Coding sucks! Learn Physical Sciences.
I thought I was succeeding in moving away from COBOL programming at my old job. Then Y2K came around, and I was put on that team, and they didn’t know what to do with me after. The group I might have worked with had moved on without me.
COBOL and Fortran live on.
>>> If I were a programmer, Id probably prefer to be maintaining some ancient language that entire city is dependent on me maintaining. Those languages never die.
I have 14 years in Sys370 mainframe assembler.
That was 20 years ago.... After Y2K, couldn’t find another job.
Been cleaning carpets since.
“”If I were a programmer, Id probably prefer to be maintaining some ancient language that entire city is dependent on me maintaining. Those languages never die.””
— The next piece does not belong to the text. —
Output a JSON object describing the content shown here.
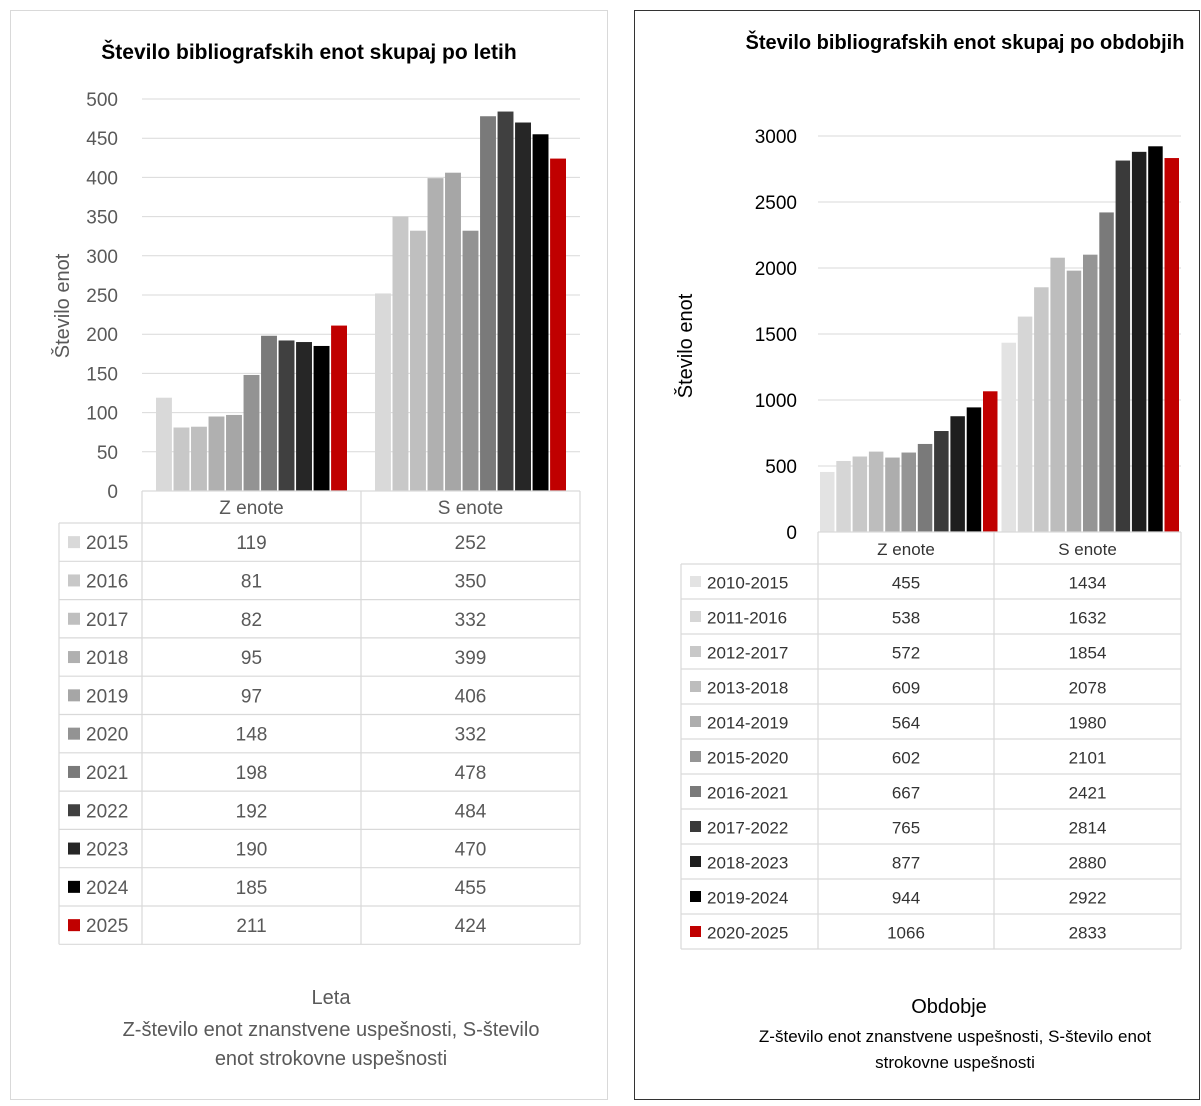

RPGILE has been very good to me.
Dilbert cartoon strip used to have a story line about the “legacy” computer in the basement that no one knew anything about but was critical to everything else they ran. It was hysterical.
There are 80 year old COBOL guys still working, because theyve pulled them out of retirement.
Still, I dont think Id recommend someone spend any time learning COBOL.
I made very good money doing COBOL Y2K code remediation in 1999. Haven’t touched a line of COBOL since.
Nonetheless, just last week I got a call out of the blue from a headhunter who was trying very hard to talk me into coming out of retirement to take a COBOL programming job. It seems that government agencies and financial institutions all over the country are just now realizing they’re dependent on millions of lines of decades-old COBOL code, and there’s a real shortage of people who can write or maintain it.
I’ll admit, for a few minutes, I was tempted.